Ähnlich reizvoll ist
es, nach den Blumhardt-Briefen sein Verhältnis zu
David Friedrich Strauß, seinem durchaus vertrauten Tübinger Mitstiftler,
zu verfolgen (vgl. zu Strauß etwa: I, 105, 115,125; II, 93 f., 97 f, 124, 197,
199, 202, 209 f. , 217 f., 244, 281, 341 f. u.ö.). Dass von vornherein alle drei aus diesem Kameradenkreis,
Mörike, Strauß und Blumhardt, eine gemeinsame
auffällige Affinität zu Phänomenen übernatürlicher Art (Magnetismus u. dgl.)
besaßen, betont Ising mehrfach und verdeutlicht es an
Justinus Kerner und seiner ‚Seherin von Prevorst’,
(besonders pointiert in: II, 209 f.), deren Aufsuchen durch Strauß freilich
auch nach Blumhardts späterer Meinung einen Beitrag
dazu geleistet habe, dass Strauß vom Glauben abgekommen und auf den Weg seines
‚Lebens Jesu’ geraten sei (vgl. II,210).
Als andere wichtige
Aspekte der Tübinger Zeit nennen wir hier nur summarisch Blumhardts
Freundschaft mit dem frommen Rudolf Flad (im Stift
sind Mörike, Blumhardt und Flad
das „Fladderdat Cleeblatt“,
II, 121) und zu anderen, wobei zu Beginn Blumhardt, Flad und Wilhelm Hofacker der Tübinger „pia“ angehörten (dazu gehörte vor Blumhardts
Studienzeit z. B. auch Ludwig Hofacker), einem pietistisch-erwecklich
ausgerichteten Freundschaftsbund frommer Tübinger Studenten und Repetenten
(vgl. II, 111 - 113).
Theologisch
erwähnenswert ist zu diesem Lebensabschnitt Blumhardts,
das von Ising zu Luther, Eschenmayer
und Baur Herausgearbeitete. Ising sieht Blumhardt – bei all seinem Luther-Interesse – zeitweise in
einer deutlichen Distanz zu Luther (vgl. II, 107-109; in 109 A. 126 ausdrücklich
gegen Zündel formuliert, aber auch implizit gegen
eine Sicht wie die o.g. von Paul Ernst), was u. E.
ein sachgerechtes Urteil darstellt.
Wichtig für das
Verständnis von Blumhardts weiterem Weg sind auch
seine Tübinger Studienerfahrungen, die er bei Prof.

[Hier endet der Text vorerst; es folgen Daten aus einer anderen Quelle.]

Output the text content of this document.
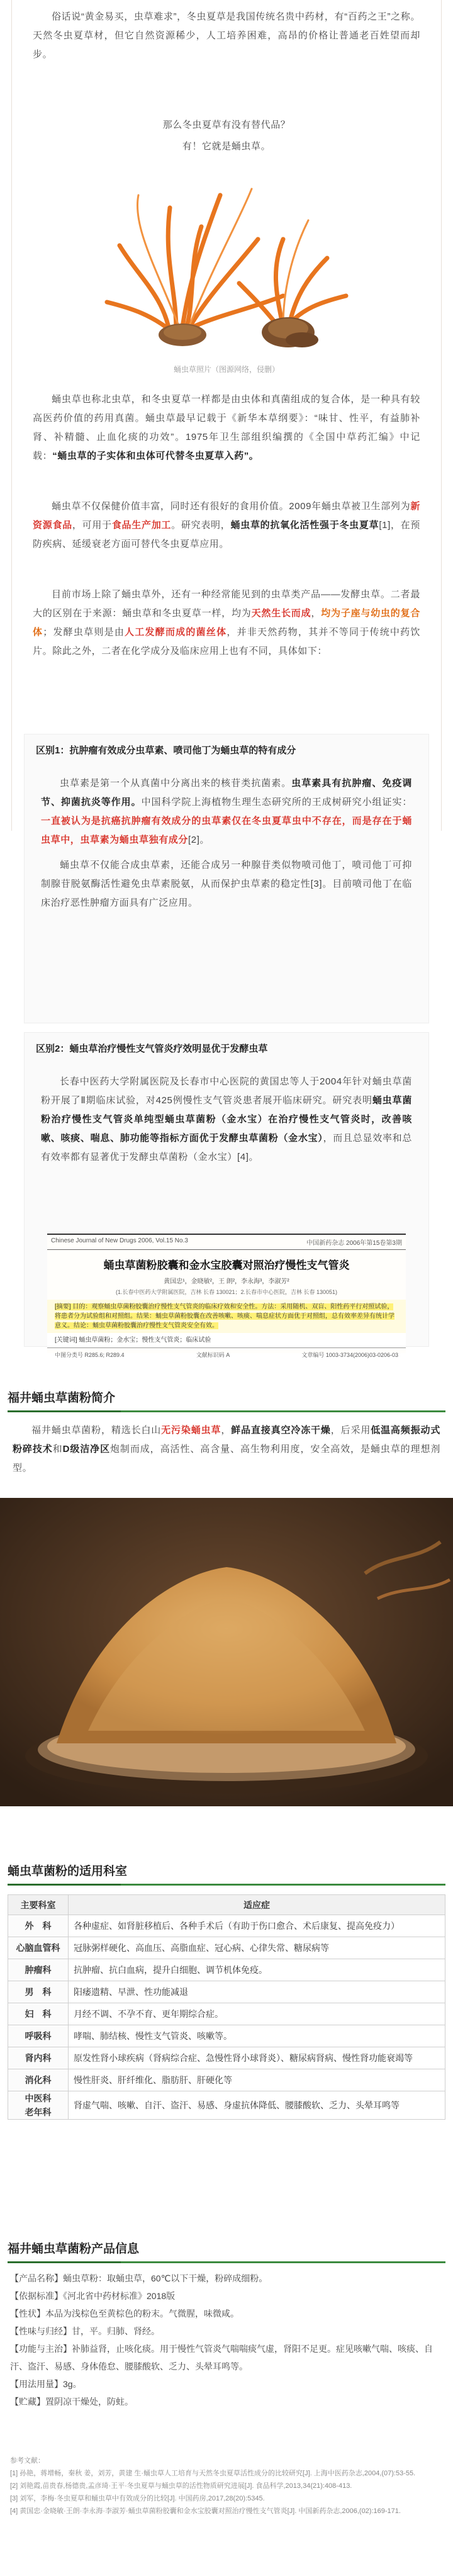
俗话说“黄金易买，虫草难求”，冬虫夏草是我国传统名贵中药材，有“百药之王”之称。天然冬虫夏草材，但它自然资源稀少，人工培养困难，高昂的价格让普通老百姓望而却步。
那么冬虫夏草有没有替代品？
有！它就是蛹虫草。
蛹虫草照片（图源网络，侵删）
蛹虫草也称北虫草，和冬虫夏草一样都是由虫体和真菌组成的复合体，是一种具有较高医药价值的药用真菌。蛹虫草最早记载于《新华本草纲要》：“味甘、性平，有益肺补肾、补精髓、止血化痰的功效”。1975年卫生部组织编撰的《全国中草药汇编》中记载：“蛹虫草的子实体和虫体可代替冬虫夏草入药”。
蛹虫草不仅保健价值丰富，同时还有很好的食用价值。2009年蛹虫草被卫生部列为新资源食品，可用于食品生产加工。研究表明，蛹虫草的抗氧化活性强于冬虫夏草[1]，在预防疾病、延缓衰老方面可替代冬虫夏草应用。
目前市场上除了蛹虫草外，还有一种经常能见到的虫草类产品——发酵虫草。二者最大的区别在于来源：蛹虫草和冬虫夏草一样，均为天然生长而成，均为子座与幼虫的复合体；发酵虫草则是由人工发酵而成的菌丝体，并非天然药物，其并不等同于传统中药饮片。除此之外，二者在化学成分及临床应用上也有不同，具体如下：
区别1：抗肿瘤有效成分虫草素、喷司他丁为蛹虫草的特有成分
虫草素是第一个从真菌中分离出来的核苷类抗菌素。虫草素具有抗肿瘤、免疫调节、抑菌抗炎等作用。中国科学院上海植物生理生态研究所的王成树研究小组证实：一直被认为是抗癌抗肿瘤有效成分的虫草素仅在冬虫夏草虫中不存在，而是存在于蛹虫草中，虫草素为蛹虫草独有成分[2]。
蛹虫草不仅能合成虫草素，还能合成另一种腺苷类似物喷司他丁，喷司他丁可抑制腺苷脱氨酶活性避免虫草素脱氨，从而保护虫草素的稳定性[3]。目前喷司他丁在临床治疗恶性肿瘤方面具有广泛应用。
区别2：蛹虫草治疗慢性支气管炎疗效明显优于发酵虫草
长春中医药大学附属医院及长春市中心医院的黄国忠等人于2004年针对蛹虫草菌粉开展了Ⅱ期临床试验，对425例慢性支气管炎患者展开临床研究。研究表明蛹虫草菌粉治疗慢性支气管炎单纯型蛹虫草菌粉（金水宝）在治疗慢性支气管炎时，改善咳嗽、咳痰、喘息、肺功能等指标方面优于发酵虫草菌粉（金水宝），而且总显效率和总有效率都有显著优于发酵虫草菌粉（金水宝）[4]。
Chinese Journal of New Drugs 2006, Vol.15 No.3	中国新药杂志 2006年第15卷第3期
蛹虫草菌粉胶囊和金水宝胶囊对照治疗慢性支气管炎
黄国忠¹，金晓敏²，王 朗²，李永海³，李淑芳²
(1.长春中医药大学附属医院，吉林 长春 130021；2.长春市中心医院，吉林 长春 130051)
[摘要] 目的：观察蛹虫草菌粉胶囊治疗慢性支气管炎的临床疗效和安全性。方法：采用随机、双盲、阳性药平行对照试验，将患者分为试验组和对照组。结果：蛹虫草菌粉胶囊在改善咳嗽、咳痰、喘息症状方面优于对照组，总有效率差异有统计学意义。结论：蛹虫草菌粉胶囊治疗慢性支气管炎安全有效。
[关键词] 蛹虫草菌粉；金水宝；慢性支气管炎；临床试验
中图分类号 R285.6; R289.4	文献标识码 A	文章编号 1003-3734(2006)03-0206-03
福井蛹虫草菌粉简介
福井蛹虫草菌粉，精选长白山无污染蛹虫草，鲜品直接真空冷冻干燥，后采用低温高频振动式粉碎技术和D级洁净区炮制而成，高活性、高含量、高生物利用度，安全高效，是蛹虫草的理想剂型。
蛹虫草菌粉的适用科室
主要科室	适应症
外　科	各种虚症、如肾脏移植后、各种手术后（有助于伤口愈合、术后康复、提高免疫力）
心脑血管科	冠脉粥样硬化、高血压、高脂血症、冠心病、心律失常、糖尿病等
肿瘤科	抗肿瘤、抗白血病，提升白细胞、调节机体免疫。
男　科	阳痿遗精、早泄、性功能减退
妇　科	月经不调、不孕不育、更年期综合症。
呼吸科	哮喘、肺结核、慢性支气管炎、咳嗽等。
肾内科	原发性肾小球疾病（肾病综合症、急慢性肾小球肾炎）、糖尿病肾病、慢性肾功能衰竭等
消化科	慢性肝炎、肝纤维化、脂肪肝、肝硬化等
中医科
老年科	肾虚气喘、咳嗽、自汗、盗汗、易感、身虚抗体降低、腰膝酸软、乏力、头晕耳鸣等
福井蛹虫草菌粉产品信息
【产品名称】蛹虫草粉：取蛹虫草，60℃以下干燥，粉碎成细粉。
【依据标准】《河北省中药材标准》2018版
【性状】本品为浅棕色至黄棕色的粉末。气微腥，味微咸。
【性味与归经】甘，平。归肺、肾经。
【功能与主治】补肺益肾，止咳化痰。用于慢性气管炎气喘喘痰气虚，肾阳不足更。症见咳嗽气喘、咳痰、自汗、盗汗、易感、身体倦怠、腰膝酸软、乏力、头晕耳鸣等。
【用法用量】3g。
【贮藏】置阴凉干燥处，防蛀。
参考文献：
[1] 孙艳，蒋增畅，秦秋 姜，刘芳，黄建 生·蛹虫草人工培育与天然冬虫夏草活性成分的比较研究[J]. 上海中医药杂志,2004,(07):53-55.
[2] 刘艳霞,苗贵春,杨德贵,孟彦琦·王平·冬虫夏草与蛹虫草的活性物质研究进展[J]. 食品科学,2013,34(21):408-413.
[3] 刘军，李梅·冬虫夏草和蛹虫草中有效成分的比较[J]. 中国药房,2017,28(20):5345.
[4] 黄国忠·金晓敏·王朗·李永海·李淑芳·蛹虫草菌粉胶囊和金水宝胶囊对照治疗慢性支气管炎[J]. 中国新药杂志,2006,(02):169-171.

C. A. Eschenmayer machte (vgl. dazu Isings Ausführungen in: II, 99 -101) .Eschenmayer,
der sich in seiner Psychologie mit Magnetismus, , ekstatischem Schlaf und
Verwandtem aus dem Bereich paranormaler Phänomene
beschäftigte, fand Blumhardts Interesse und
vermittelte diesem sicherlich auch eine Prägung, aber so, dass Blumhardt später auf diesem Gebiet seinen eigenständigen
Weg fand (vgl. ll, 101).
Was den Begründer der
sog. Zweiten Tübinger Schule Ferdinand Christian Baur angeht, hat nach Ising Blumhardt diesen als dessen
treuer Hörer in Tübingen mehr geschätzt als in der früheren Forschung Zündel und andere Glauben machten (ll,
221 f., vgl. ll, 93 f).
Alle weiteren den
Bildungsgang in Tübingen betreffenden Aspekte aber, wie sie in Isings Ausgabe ausführlich zur Sprache kommen, können wir
auf sich beruhen lassen. Hier ist nur noch darauf zu verweisen, dass das eschatologische Problem Jüngstes Gericht und Wiederbringung
aller Dinge von Anfang an eine bohrende Kernfrage des Glaubens für Blumhardt darstellte, was bei Ising
auch in (einer für den Rezensenten erfreulichen) Deutlichkeit immer wieder
angedeutet und besonders im Zusammenhang mit der Examensarbeit von 1829 über
dieses Thema als wesentliches Problem breit herausgearbeitet wird (vgl. den
Text der Blumhardt-Arbeit, in: I, 164-179, in der er
„Sympathie für die Hoffnung auf eine Apokatastasis
erkennen“ lässt, I, 164 ; von Ising wird dieses Thema
ausgiebig kommentiert in: ll, 257 - 262). Dass da
auch eine wahrhaft merkwürdige unterirdische Verbindungslinie zur weiteren
Entwicklung des Mitstiftlers David Friedrich Strauß
besteht – Strauß schrieb 1831 seine Doktorarbeit just über dieses
württembergische Lieblingsproblem (!) –, deutet
sich auch bei Ising an (vgl. ll, 258 f.).
3. Blumhardts
Vikariatszeit in Dürrmenz und die Jahre als
Missionslehrer in Basel (1829 bis 1837):
Aus den Texten der
beiden Dümnenzer VIkariatsjahre
1829/30 (1, 181-213; kommentiert in: ll, 265-290)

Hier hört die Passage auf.